I've been avoiding writing because trying to tackle my thoughts the past couple days has been too painful. I have been trying to stay busy with anything that will keep my mind off of any of the things that are too painful to deal with.
Yesterday was a tough day. I was doing my laundry and for some reason, a pair of Abby's pants were in my dirty clothes. I wasn't expecting it, but I broke down. It was an unanticipated emotional response that caught me off guard and almost sent me back to bed. My mom was there with me and I told her what had happened. I knew she wanted to comfort me, but I wouldn't let her... I walked away. When I am really sad, I want to be alone. I don't want to share my grief with anyone because 1.) I don't want anyone to see me like that and 2.) I know that it will make whoever I'm with sad, as well, and I will end up feeling the need to comfort them.
There are some days where I am completely overwhelmed and can't even start the simplest of tasks. That is when I appreciate someone being there to help motivate me, and my mom is always there for that.

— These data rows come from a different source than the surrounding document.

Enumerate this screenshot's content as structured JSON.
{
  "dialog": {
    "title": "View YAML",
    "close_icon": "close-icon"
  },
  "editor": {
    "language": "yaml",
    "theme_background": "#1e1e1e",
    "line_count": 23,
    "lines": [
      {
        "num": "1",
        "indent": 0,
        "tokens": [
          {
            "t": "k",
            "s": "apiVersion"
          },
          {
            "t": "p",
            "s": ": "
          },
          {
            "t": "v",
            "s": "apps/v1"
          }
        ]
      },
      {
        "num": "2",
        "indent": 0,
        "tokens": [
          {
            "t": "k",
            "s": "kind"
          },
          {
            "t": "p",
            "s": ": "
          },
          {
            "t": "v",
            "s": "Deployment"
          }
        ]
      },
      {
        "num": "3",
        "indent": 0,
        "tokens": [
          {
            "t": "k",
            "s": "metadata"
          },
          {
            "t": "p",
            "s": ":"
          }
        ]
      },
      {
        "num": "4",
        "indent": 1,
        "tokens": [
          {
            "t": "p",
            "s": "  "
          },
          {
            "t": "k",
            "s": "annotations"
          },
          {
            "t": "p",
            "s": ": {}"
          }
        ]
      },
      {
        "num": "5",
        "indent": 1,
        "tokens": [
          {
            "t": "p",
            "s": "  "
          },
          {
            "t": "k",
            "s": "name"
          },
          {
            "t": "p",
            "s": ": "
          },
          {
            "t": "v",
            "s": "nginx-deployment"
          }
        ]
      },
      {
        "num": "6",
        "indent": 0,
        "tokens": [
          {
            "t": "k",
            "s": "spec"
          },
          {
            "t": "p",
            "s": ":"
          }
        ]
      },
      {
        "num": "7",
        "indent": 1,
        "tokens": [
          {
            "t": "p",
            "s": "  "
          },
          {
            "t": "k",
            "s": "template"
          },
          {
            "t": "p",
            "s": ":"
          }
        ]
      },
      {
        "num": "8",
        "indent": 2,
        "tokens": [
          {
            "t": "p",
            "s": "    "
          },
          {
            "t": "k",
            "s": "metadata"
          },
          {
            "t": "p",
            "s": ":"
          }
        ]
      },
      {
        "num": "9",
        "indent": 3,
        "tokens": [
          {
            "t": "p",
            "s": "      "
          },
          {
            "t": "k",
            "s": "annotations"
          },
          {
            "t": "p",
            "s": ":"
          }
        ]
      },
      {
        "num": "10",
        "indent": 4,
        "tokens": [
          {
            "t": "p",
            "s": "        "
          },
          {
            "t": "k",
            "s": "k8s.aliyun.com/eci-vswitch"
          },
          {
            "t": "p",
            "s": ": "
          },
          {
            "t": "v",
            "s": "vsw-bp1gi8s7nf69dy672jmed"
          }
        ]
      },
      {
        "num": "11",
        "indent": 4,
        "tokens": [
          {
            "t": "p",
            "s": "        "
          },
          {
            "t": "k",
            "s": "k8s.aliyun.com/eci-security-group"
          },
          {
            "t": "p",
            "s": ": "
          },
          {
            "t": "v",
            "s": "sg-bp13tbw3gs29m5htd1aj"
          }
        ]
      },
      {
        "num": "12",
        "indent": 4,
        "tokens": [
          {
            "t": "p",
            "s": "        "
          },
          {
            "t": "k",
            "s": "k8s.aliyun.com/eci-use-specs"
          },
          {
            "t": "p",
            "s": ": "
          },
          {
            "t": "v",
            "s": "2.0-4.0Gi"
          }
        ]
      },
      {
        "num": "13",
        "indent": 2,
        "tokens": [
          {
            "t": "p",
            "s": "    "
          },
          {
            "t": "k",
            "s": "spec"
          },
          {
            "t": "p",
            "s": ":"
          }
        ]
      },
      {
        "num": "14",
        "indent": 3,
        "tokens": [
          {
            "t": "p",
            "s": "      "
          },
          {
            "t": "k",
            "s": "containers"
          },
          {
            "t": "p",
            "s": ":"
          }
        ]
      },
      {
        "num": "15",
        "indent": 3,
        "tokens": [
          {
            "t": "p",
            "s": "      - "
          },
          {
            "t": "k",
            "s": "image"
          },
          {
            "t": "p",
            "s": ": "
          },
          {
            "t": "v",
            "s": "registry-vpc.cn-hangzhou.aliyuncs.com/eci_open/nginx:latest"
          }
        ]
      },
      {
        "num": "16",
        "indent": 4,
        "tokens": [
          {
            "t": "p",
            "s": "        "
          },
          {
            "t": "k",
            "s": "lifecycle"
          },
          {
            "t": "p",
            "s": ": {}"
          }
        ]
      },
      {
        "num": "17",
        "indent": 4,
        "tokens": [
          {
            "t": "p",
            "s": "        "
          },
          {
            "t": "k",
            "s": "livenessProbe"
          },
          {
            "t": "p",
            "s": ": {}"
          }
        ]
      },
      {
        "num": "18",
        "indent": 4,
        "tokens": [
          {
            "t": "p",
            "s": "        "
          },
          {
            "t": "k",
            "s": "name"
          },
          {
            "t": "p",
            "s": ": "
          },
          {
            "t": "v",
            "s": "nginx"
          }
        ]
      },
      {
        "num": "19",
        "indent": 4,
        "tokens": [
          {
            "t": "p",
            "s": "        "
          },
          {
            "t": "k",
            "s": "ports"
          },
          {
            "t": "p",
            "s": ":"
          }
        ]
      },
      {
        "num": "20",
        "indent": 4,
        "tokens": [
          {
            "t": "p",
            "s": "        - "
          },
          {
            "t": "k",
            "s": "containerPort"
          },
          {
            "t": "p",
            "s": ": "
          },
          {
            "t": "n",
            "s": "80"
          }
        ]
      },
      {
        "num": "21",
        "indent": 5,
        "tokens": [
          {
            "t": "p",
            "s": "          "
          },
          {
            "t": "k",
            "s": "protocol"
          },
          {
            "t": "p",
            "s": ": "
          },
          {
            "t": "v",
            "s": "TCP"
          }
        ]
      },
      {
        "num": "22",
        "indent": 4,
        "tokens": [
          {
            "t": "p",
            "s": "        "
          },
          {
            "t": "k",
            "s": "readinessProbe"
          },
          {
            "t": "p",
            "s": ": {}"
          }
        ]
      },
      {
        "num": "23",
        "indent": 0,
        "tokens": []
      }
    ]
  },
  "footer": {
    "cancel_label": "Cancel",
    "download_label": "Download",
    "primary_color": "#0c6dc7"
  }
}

Yesterday, after the laundry incident, I decided to give up on the day (it was 4pm). The kids were at their dad's house, so I figured I would just take a shower and go to bed for the night. After my shower, I laid down and tried to sleep. I had told some friends that I would come hang out with them, but I decided to skip that and be alone in my misery... or sleep to forget about it. While I was laying there, I kept thinking that I really needed to get up and go, otherwise this depression was really going to take over. So, I got up. I went to my friend's house, and I was blessed with exactly what I needed. These friends will let me talk about Abby without getting upset...they listen. They will smile with me when I want to talk about how amazing she was and how proud I am to have been chosen to be her mom. They will dance with me because they know exactly how to lift my spirits. They will pray with me because they know that God is the only one who can truly comfort me. I am so incredibly blessed to have friends like this. Besides these particular friends, I have realized that I am surrounded by people who love me and would do anything for me and my family. I may not always be able to ask for what I need, I may not always be able to talk to them because it's too difficult, but I will always appreciate everything that they have done for me, are willing to do for me, and how much they love me.
I know that my friends want to be there for me, and sometimes that they may take it personally when I find it too difficult to have a conversation with them. Please don't take it personally if I haven't returned a phone call or an email. I just need some time, because misery doesn't alway love company.